Model for cellular roles of Slx4. Slx4 exists in at least two mutually exclusive, functionally distinct Slx4-containing complexes. Esc4-Slx4-Slx1 protects cells in the absence of Sgs1 but is not required for SSA. The Slx4-Rad1-Rad10 complex, on the other hand, promotes SSA. The two Slx4-containing complexes appear to be distinct in that deletion of RAD1 is not synthetically lethal with deletion of SGS1 (4), and Rad1 is not required for resistance to, or for recovery from, MMS (Fig. 3B and data not shown). Similarly, Slx1 is not required for recovery from MMS (Fig. 1A) or for SSA (Fig. 3C). It is clear that Slx4 is required for recovery from MMS-induced replisome stalling, possibly by regulating error-free bypass, but it is not yet clear which, if any, of the known Slx4-interacting proteins is responsible.
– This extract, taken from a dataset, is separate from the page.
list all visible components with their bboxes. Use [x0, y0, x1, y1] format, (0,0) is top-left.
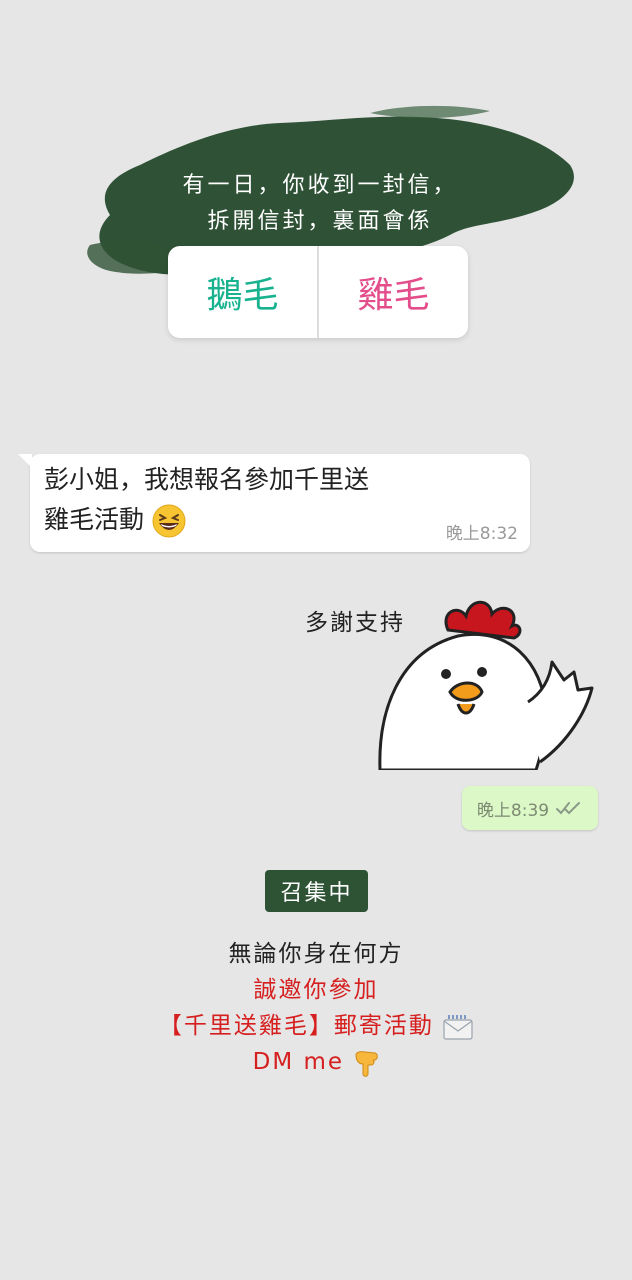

Since SLX4 is epistatic with ESC4 in terms of MMS hypersensitivity, it is likely that this subset of the Esc4-Slx4-Slx1 complex is important. Alternatively, one or more as-yet-unidentified Slx4-interacting proteins may help promote resistance to MMS. Mec1 and Tel1 together phosphorylate Slx4, and this is required for efficient SSA but not for viability in the absence of Sgs1, for cellular resistance to MMS, or for completion of DNA replication when replisomes stall. The precise molecular basis for the modulation of Slx4 function by phosphorylation is not yet known.